Bartsch's music cannot really be separated from Ronin the band. Compositionally, the music is high art since the goal is clearly defined: everything extraneous has been rigorously pruned away. The band, in turn, is just as highly honed, having internalized Bartsch's aesthetic and methodology to the point where each member can improvise within the framework. One wrong move and the rhythmic complexity that supports the dramatic structure would collapse into the merely funky, a prominent groove detracting from rather than supporting the overall design. That the finely-tuned organism never came undone is a testament to the steely will and complete concentration of the band. Yet to a man, they were having fun, as attested by the many broad smiles of Bartsch when the music took flight, and the leader's response, naturally, was picked up by the audience.
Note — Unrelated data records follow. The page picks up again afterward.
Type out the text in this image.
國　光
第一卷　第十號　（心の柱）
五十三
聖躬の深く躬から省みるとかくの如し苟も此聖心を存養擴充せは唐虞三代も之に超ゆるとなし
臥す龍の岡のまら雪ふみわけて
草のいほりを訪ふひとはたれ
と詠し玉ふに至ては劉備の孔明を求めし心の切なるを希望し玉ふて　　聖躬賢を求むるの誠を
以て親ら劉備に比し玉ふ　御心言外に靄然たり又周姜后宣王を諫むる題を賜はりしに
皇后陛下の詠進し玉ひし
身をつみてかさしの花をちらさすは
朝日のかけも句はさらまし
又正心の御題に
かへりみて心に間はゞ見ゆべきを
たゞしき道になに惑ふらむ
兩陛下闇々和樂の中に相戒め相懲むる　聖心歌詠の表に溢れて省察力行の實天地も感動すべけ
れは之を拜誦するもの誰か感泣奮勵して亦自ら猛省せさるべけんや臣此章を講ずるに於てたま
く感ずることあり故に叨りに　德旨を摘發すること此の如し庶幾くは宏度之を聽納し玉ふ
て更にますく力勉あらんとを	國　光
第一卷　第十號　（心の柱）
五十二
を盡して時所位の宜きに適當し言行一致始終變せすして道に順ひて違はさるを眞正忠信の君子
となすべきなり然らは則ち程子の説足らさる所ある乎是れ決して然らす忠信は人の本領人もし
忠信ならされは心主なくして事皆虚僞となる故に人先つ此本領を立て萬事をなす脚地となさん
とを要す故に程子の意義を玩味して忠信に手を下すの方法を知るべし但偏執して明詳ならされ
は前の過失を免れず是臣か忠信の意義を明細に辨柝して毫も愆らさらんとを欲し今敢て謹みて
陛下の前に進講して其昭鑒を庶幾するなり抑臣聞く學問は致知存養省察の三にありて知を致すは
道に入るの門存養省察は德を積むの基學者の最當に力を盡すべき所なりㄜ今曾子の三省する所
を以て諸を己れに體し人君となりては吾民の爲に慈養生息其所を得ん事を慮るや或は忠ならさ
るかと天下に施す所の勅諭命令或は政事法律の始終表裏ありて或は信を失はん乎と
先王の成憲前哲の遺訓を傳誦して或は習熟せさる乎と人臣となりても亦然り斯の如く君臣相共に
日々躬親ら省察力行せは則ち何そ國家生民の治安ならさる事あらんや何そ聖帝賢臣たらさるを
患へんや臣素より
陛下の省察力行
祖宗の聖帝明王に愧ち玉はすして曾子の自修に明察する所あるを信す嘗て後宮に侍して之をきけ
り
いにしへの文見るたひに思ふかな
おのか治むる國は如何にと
In the end, regardless of any intellectual complexity or attentive rigor underpinning it, music and its performance are all about direct emotional communication with the listener. In any of the pieces, when a peak was reached, and each player's individual contribution meshed with everyone else's, the full power of Ronin engulfed the audience. Music that was extremely abstract, with very little in the way of melody or harmony, simply came alive, reached out and grabbed us.

The audience did not want the show to end, and a measure of Ronin's popularity was evidenced in the encore, started by Pupato's distinctive rhythm with a hand cymbal. Many people responded with claps, knowing instantly that the piece was from Stoa, if not that its title was "Modul 35."